First things first. This film looked awful. It has nothing to do with anger towards the cast. It was all to do with the dreadful trailers that were released to promote it. Both were terrible, with the first one being particularly cringe-worthy. So, it is now time to eat words, because Ghostbusters is surprisingly good. Not perfect, which shall be explained, but far better than expected.

The plot, if you are unaware, is that four women, three of which are scientists, team up to stop a cataclysmic paranormal event from destroying New York. It may sound basic, but that is because it is. It does not need to do any more than that. Keep it simple, keep it moving and keep it entertaining. The entertainment is due in no small part to the quality of the cast.

All four of the team are fantastic in different ways. Melissa McCarthy, an actress who can be very irritating, tones her character down from her usual performances, which works wonders here, as it means she becomes more likeable. Her chemistry with Kristen Wiig is genuine throughout, who is also entertaining. It seems that Wiig was maybe given more room to improvise, as a lot of her lines felt extremely natural and not scripted. Lesley Jones has the weakest character, as it comes very, VERY close to being just another stereotypical loud black woman which we have seen on screen thousands of times before. But, importantly, she is still very funny. The star though is Kate McKinnon, who plays the tech savvy member of the group and may very well be crazy. It is a wild performance and by far, the most enjoyable character in the team. But as said, all the team are fun to watch, interact with each other well and you fully believe their friendship is real.

The only other major character is Chris Hemsworth’s receptionist. He is not bright. This is a point the film will continually beat over your head. His character is fine for the most part, but it seemed that he was trying too hard at some points. Also, as this is a reboot of a previous franchise, we need obligatory cameos from stars of the original film. Which are all fine, with two being particularly funny. A point to add to this is that in the film, there is a brief tribute to Harold Ramis, who sadly died in 2014, which was a nice touch.

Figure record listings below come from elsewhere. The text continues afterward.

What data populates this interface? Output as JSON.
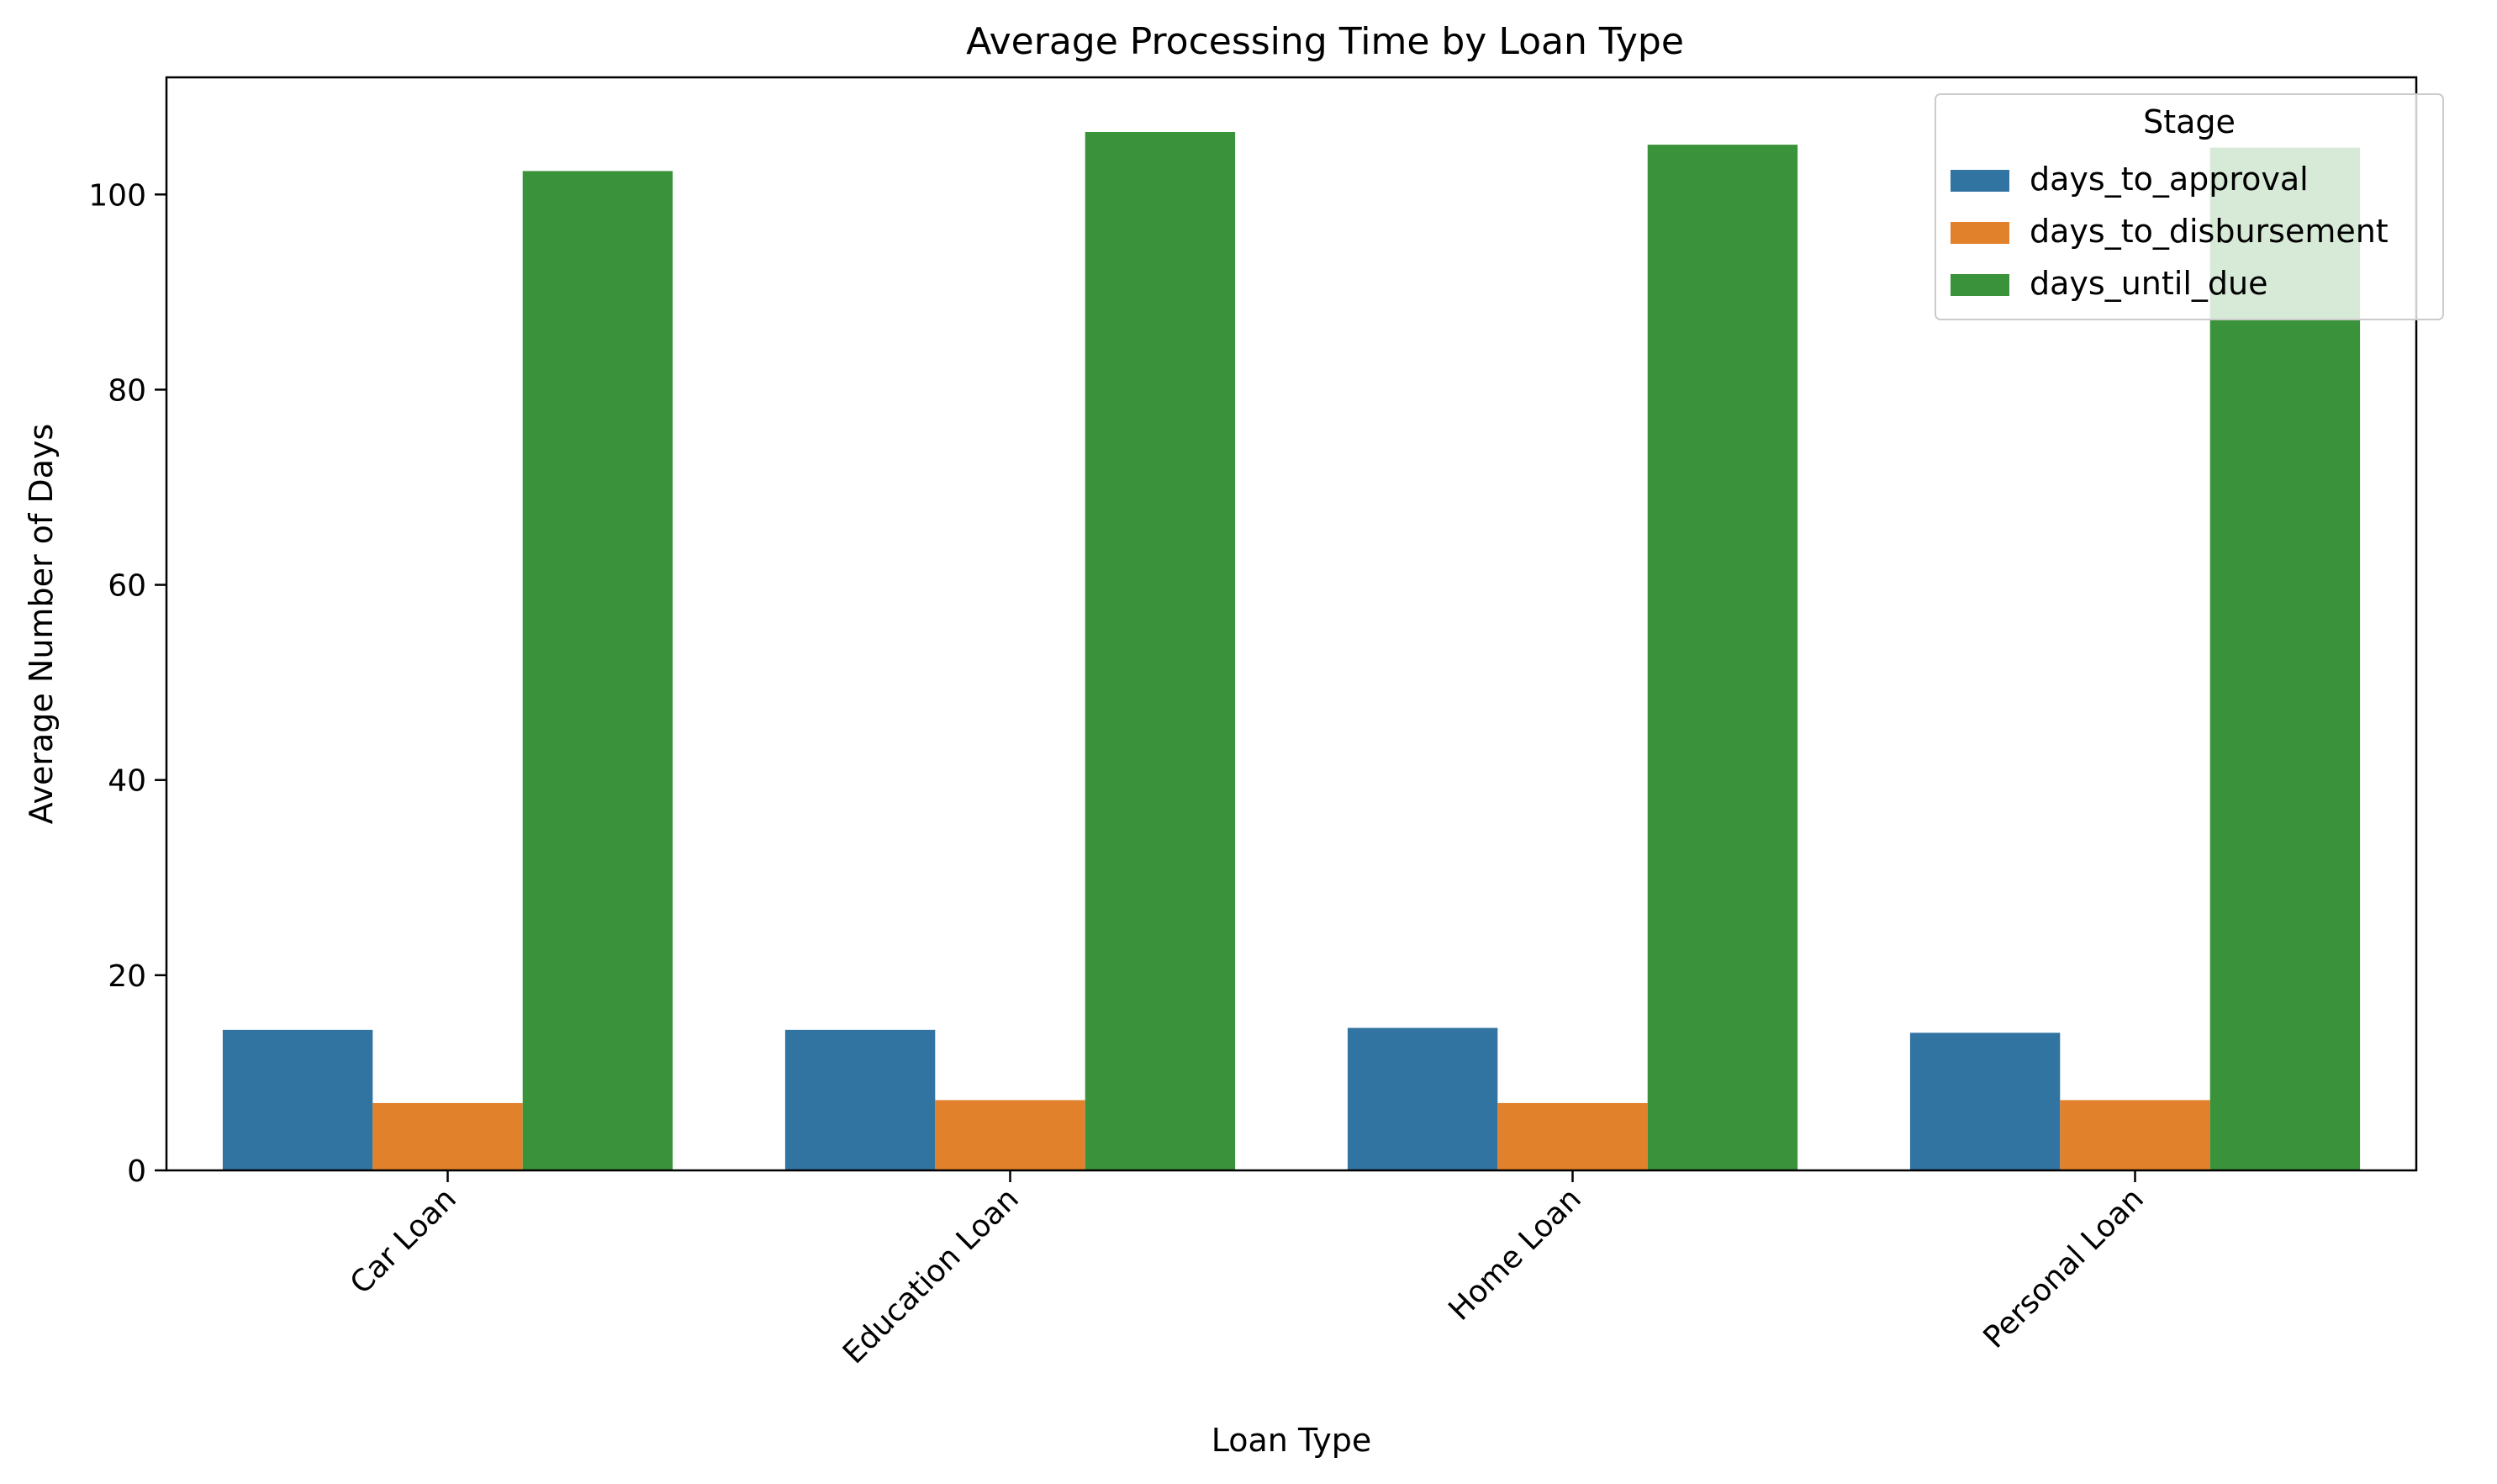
{
  "chart_data": {
    "type": "bar",
    "title": "Average Processing Time by Loan Type",
    "xlabel": "Loan Type",
    "ylabel": "Average Number of Days",
    "categories": [
      "Car Loan",
      "Education Loan",
      "Home Loan",
      "Personal Loan"
    ],
    "ylim": [
      0,
      112
    ],
    "yticks": [
      "0",
      "20",
      "40",
      "60",
      "80",
      "100"
    ],
    "grid": false,
    "legend": {
      "title": "Stage",
      "placement": "top-right"
    },
    "series": [
      {
        "name": "days_to_approval",
        "color": "#3274a1",
        "values": [
          14.4,
          14.4,
          14.6,
          14.1
        ]
      },
      {
        "name": "days_to_disbursement",
        "color": "#e1812c",
        "values": [
          6.9,
          7.2,
          6.9,
          7.2
        ]
      },
      {
        "name": "days_until_due",
        "color": "#3a923a",
        "values": [
          102.4,
          106.4,
          105.1,
          104.8
        ]
      }
    ]
  }
}
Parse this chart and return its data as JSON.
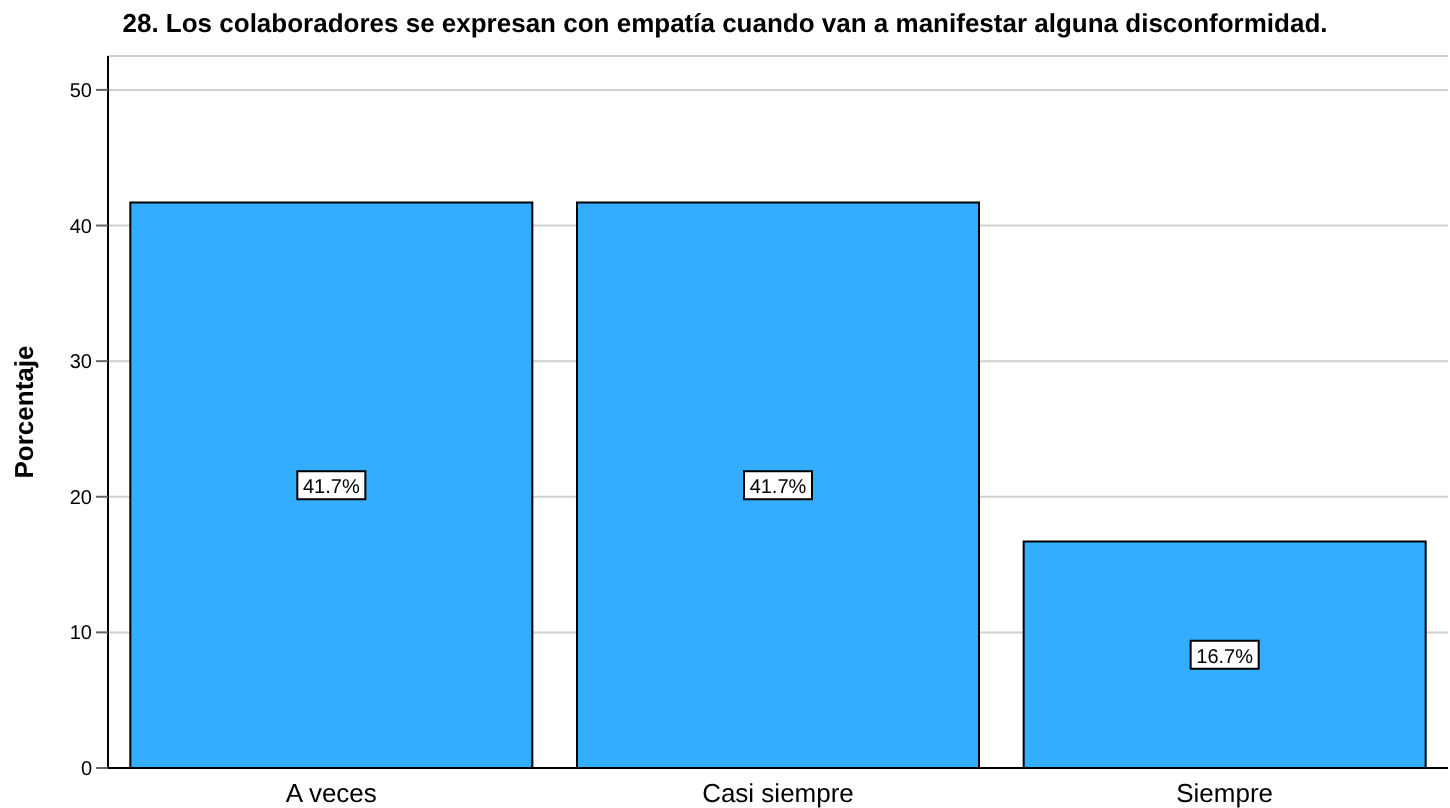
{
  "chart_data": {
    "type": "bar",
    "title": "28. Los colaboradores se expresan con empatía cuando van a manifestar alguna disconformidad.",
    "ylabel": "Porcentaje",
    "categories": [
      "A veces",
      "Casi siempre",
      "Siempre"
    ],
    "values": [
      41.7,
      41.7,
      16.7
    ],
    "color": "#33adff",
    "value_labels": [
      "41.7%",
      "41.7%",
      "16.7%"
    ],
    "ylim": [
      0,
      52.5
    ],
    "yticks": [
      0,
      10,
      20,
      30,
      40,
      50
    ],
    "grid": "y",
    "legend": false
  }
}
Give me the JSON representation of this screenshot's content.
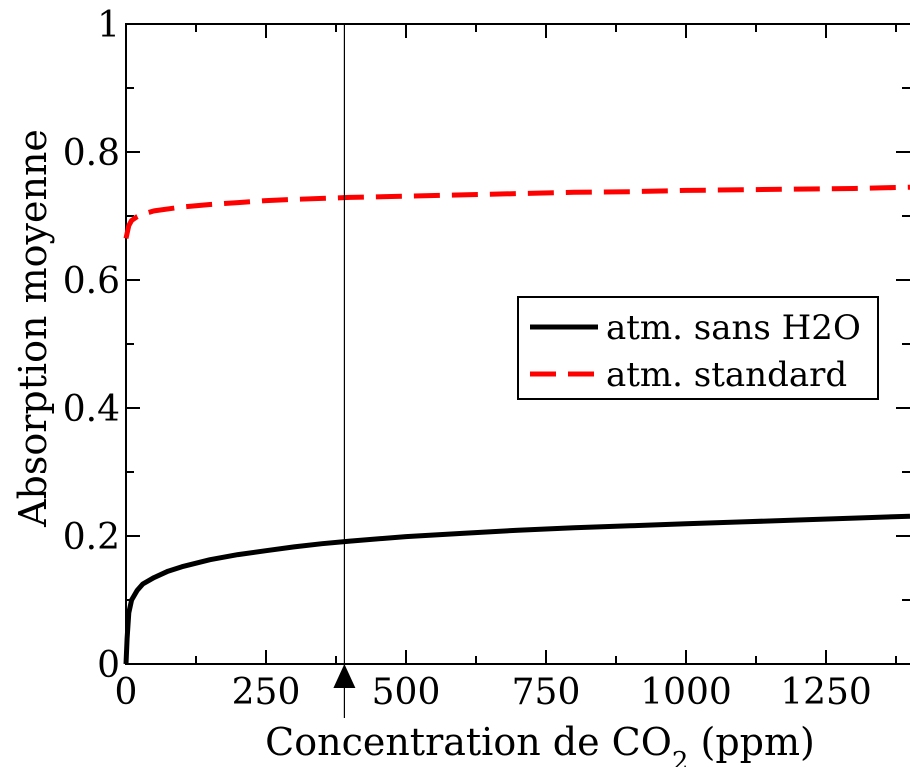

There are negatives. As with many comedies, not all the jokes land, with some being very cringey. This includes jokes outstaying their welcome and some that just miss altogether. Some of these were present in the trailers. Also, the editing at times seems very rough, with some cuts being downright atrocious. One towards the end of the movie was very jarring. Finally, there is no real big villain. There is a plot being orchestrated by a character, which will be bad for anyone caught in it, but there is not a central villain to focus on. It would have helped make the stakes seem higher if there was someone who had been built up in a way that we saw them as a genuine threat.

But, overall, Ghostbusters is a lot of fun. It is fairly faithful to the original and does not do anything to hurt the legacy of the franchise. Let us be fair, Ghostbusters 2 did not help too much. No, this reboot is not perfect, but there is a lot to enjoy. It is not as good as the original, but is far better than the sequel and basically, is a fun piece of popcorn entertainment. To paraphrase the theme song, watching this made me feel good.